US to build airbase in Oman

  • From: "Muslim-News" <editor_@xxxxxxxxxxxxxxx>
  • To: <submit@xxxxxxxxxxxxxxx>
  • Date: Sat, 20 Apr 2002 15:26:30 +0100

AMERICA is to spend £90m to build a new airbase in Oman with runways
long enough to handle B52 strategic bombers and heavy-lift transport
aircraft. 

The move is seen as providing Pentagon planners with options for a
possible aerial blitzkrieg against Iraq which do not depend on Saudi
Arabia's co-operation. 

The base, at Musnanah, about 80 miles west of Muscat, the Gulf
sultanate's capital, is ostensibly being provided "for the use of the
Omani air force" under the US foreign military assistance programme. 

But Oman has no aircraft which need runways almost three miles long, the
key specification for the new airfield. 

The US is also paying for expansion of the infrastructure at Udeid
airbase in Qatar, including new computer equipment and housing. US
surveillance, airborne refuelling tankers, and fighters already operate
from the base. 

Work on turning the Prince Sultan facility in the desert 60 miles south
of Riyadh in Saudi Arabia into America's regional war-fighting command
centre was completed last year, but now faces an uncertain future
because of Saudi opposition to a renewed military assault on Iraq. The
US has maintained a garrison of about 4500 troops and 100 aircraft in
the country since the end of the 1991 Gulf war as a deterrent to Saddam
Hussein's territorial ambitions. The Prince Sultan complex, one of the
best-equipped anywhere in the world, has been the nerve centre for
co-ordinating air attacks during the campaign in Afghanistan. 

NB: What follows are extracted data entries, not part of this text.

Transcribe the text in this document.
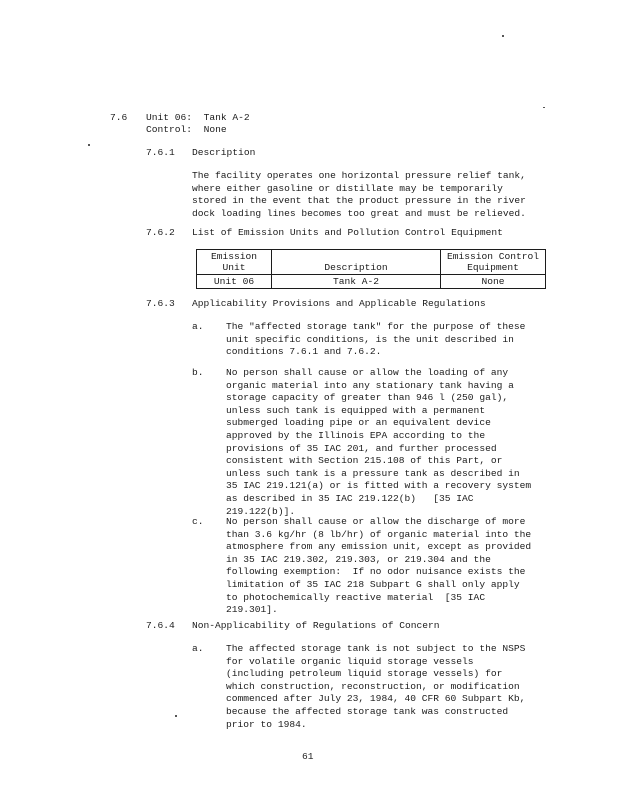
7.6 Unit 06:  Tank A-2
Control:  None
7.6.1 Description
The facility operates one horizontal pressure relief tank,
where either gasoline or distillate may be temporarily
stored in the event that the product pressure in the river
dock loading lines becomes too great and must be relieved.
7.6.2 List of Emission Units and Pollution Control Equipment
Emission
Unit	Description	Emission Control
Equipment
Unit 06	Tank A-2	None
7.6.3 Applicability Provisions and Applicable Regulations
a. The "affected storage tank" for the purpose of these
unit specific conditions, is the unit described in
conditions 7.6.1 and 7.6.2.
b. No person shall cause or allow the loading of any
organic material into any stationary tank having a
storage capacity of greater than 946 l (250 gal),
unless such tank is equipped with a permanent
submerged loading pipe or an equivalent device
approved by the Illinois EPA according to the
provisions of 35 IAC 201, and further processed
consistent with Section 215.108 of this Part, or
unless such tank is a pressure tank as described in
35 IAC 219.121(a) or is fitted with a recovery system
as described in 35 IAC 219.122(b)   [35 IAC
219.122(b)].
c. No person shall cause or allow the discharge of more
than 3.6 kg/hr (8 lb/hr) of organic material into the
atmosphere from any emission unit, except as provided
in 35 IAC 219.302, 219.303, or 219.304 and the
following exemption:  If no odor nuisance exists the
limitation of 35 IAC 218 Subpart G shall only apply
to photochemically reactive material  [35 IAC
219.301].
7.6.4 Non-Applicability of Regulations of Concern
a. The affected storage tank is not subject to the NSPS
for volatile organic liquid storage vessels
(including petroleum liquid storage vessels) for
which construction, reconstruction, or modification
commenced after July 23, 1984, 40 CFR 60 Subpart Kb,
because the affected storage tank was constructed
prior to 1984.
61
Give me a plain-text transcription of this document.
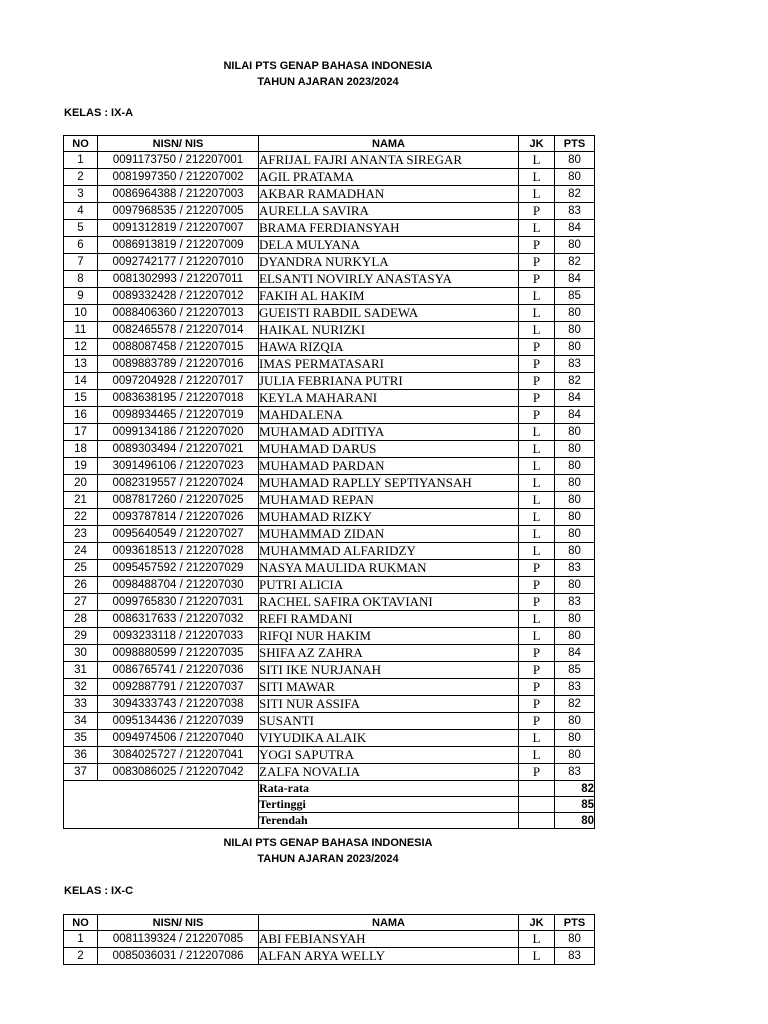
NILAI PTS GENAP BAHASA INDONESIA
TAHUN AJARAN 2023/2024
KELAS : IX-A
NO	NISN/ NIS	NAMA	JK	PTS
1	0091173750 / 212207001	AFRIJAL FAJRI ANANTA SIREGAR	L	80
2	0081997350 / 212207002	AGIL PRATAMA	L	80
3	0086964388 / 212207003	AKBAR RAMADHAN	L	82
4	0097968535 / 212207005	AURELLA SAVIRA	P	83
5	0091312819 / 212207007	BRAMA FERDIANSYAH	L	84
6	0086913819 / 212207009	DELA MULYANA	P	80
7	0092742177 / 212207010	DYANDRA NURKYLA	P	82
8	0081302993 / 212207011	ELSANTI NOVIRLY ANASTASYA	P	84
9	0089332428 / 212207012	FAKIH AL HAKIM	L	85
10	0088406360 / 212207013	GUEISTI RABDIL SADEWA	L	80
11	0082465578 / 212207014	HAIKAL NURIZKI	L	80
12	0088087458 / 212207015	HAWA RIZQIA	P	80
13	0089883789 / 212207016	IMAS PERMATASARI	P	83
14	0097204928 / 212207017	JULIA FEBRIANA PUTRI	P	82
15	0083638195 / 212207018	KEYLA MAHARANI	P	84
16	0098934465 / 212207019	MAHDALENA	P	84
17	0099134186 / 212207020	MUHAMAD ADITIYA	L	80
18	0089303494 / 212207021	MUHAMAD DARUS	L	80
19	3091496106 / 212207023	MUHAMAD PARDAN	L	80
20	0082319557 / 212207024	MUHAMAD RAPLLY SEPTIYANSAH	L	80
21	0087817260 / 212207025	MUHAMAD REPAN	L	80
22	0093787814 / 212207026	MUHAMAD RIZKY	L	80
23	0095640549 / 212207027	MUHAMMAD ZIDAN	L	80
24	0093618513 / 212207028	MUHAMMAD ALFARIDZY	L	80
25	0095457592 / 212207029	NASYA MAULIDA RUKMAN	P	83
26	0098488704 / 212207030	PUTRI ALICIA	P	80
27	0099765830 / 212207031	RACHEL SAFIRA OKTAVIANI	P	83
28	0086317633 / 212207032	REFI RAMDANI	L	80
29	0093233118 / 212207033	RIFQI NUR HAKIM	L	80
30	0098880599 / 212207035	SHIFA AZ ZAHRA	P	84
31	0086765741 / 212207036	SITI IKE NURJANAH	P	85
32	0092887791 / 212207037	SITI MAWAR	P	83
33	3094333743 / 212207038	SITI NUR ASSIFA	P	82
34	0095134436 / 212207039	SUSANTI	P	80
35	0094974506 / 212207040	VIYUDIKA ALAIK	L	80
36	3084025727 / 212207041	YOGI SAPUTRA	L	80
37	0083086025 / 212207042	ZALFA NOVALIA	P	83
		Rata-rata		82
		Tertinggi		85
		Terendah		80
NILAI PTS GENAP BAHASA INDONESIA
TAHUN AJARAN 2023/2024
KELAS : IX-C
NO	NISN/ NIS	NAMA	JK	PTS
1	0081139324 / 212207085	ABI FEBIANSYAH	L	80
2	0085036031 / 212207086	ALFAN ARYA WELLY	L	83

Growing unrest among Islamic militants in the feudal kingdom, including
a bomb attack on US barracks four years ago, have forced the US to
maintain a low profile away from main cities. 

A Pentagon source denied yesterday expansion of airbase options in Qatar
and Oman were the opening moves in a withdrawal from Saudi Arabia. 

"We have no current plans to move the Prince Sultan combined air
operations centre, but that doesn't mean we don't have plans to
replicate it elsewhere," he said. 

Meanwhile, Britain's military top brass say the defence budget is being
subjected to a series of "stealth cuts" which could render the armed
forces incapable of taking an effective part in any future campaign
against Iraq. 

A behind-the-scenes battle has been raging between the Treasury and the
Ministry of Defence for the last two years, with chancellor Gordon Brown
determined to slash £1.5bn from military spending to fund health and
education programmes. 

All non-operational military training this year has been put on hold,
and a major annual tank exercise in Canada designed to keep the armoured
battlegroups which would spearhead any ground war in Iraq at peak
readiness cancelled to save £19m. 

The 5000-strong UK peacekeeping garrison in Kosovo is to be cut to 1200
men, and orders for overdue Nimrod surveillance aircraft have been
reduced from 21 to 18 to prune £500m from a procurement budget which is
already between £400m and £600m short of requirement. 

Despite public promises by prime minister Tony Blair the cost of the
UK's involvement in the war against terrorism would be met from
contingency funds, the Treasury has agreed to meet only £155m of the
£261m tab for operations in Afghanistan to the beginning of April. 

The announcement the Royal Navy's three Sea Harrier squadrons are to be
disbanded means any maritime task force sent to a troublespot after 2006
will need US aerial protection. 

It will be 2012 at least before a naval version of the still
experimental joint strike fighter becomes available to replace the Sea
Harrier, the aircraft credited with more than 80% of air-to-air "kills"
during the Falklands war. 

Until the JSF is operational, British warships will be highly vulnerable
to attack. Even the new Type 23 frigates, designed for anti-aircraft
warfare, are equipped with radar which is effective to only 20 miles.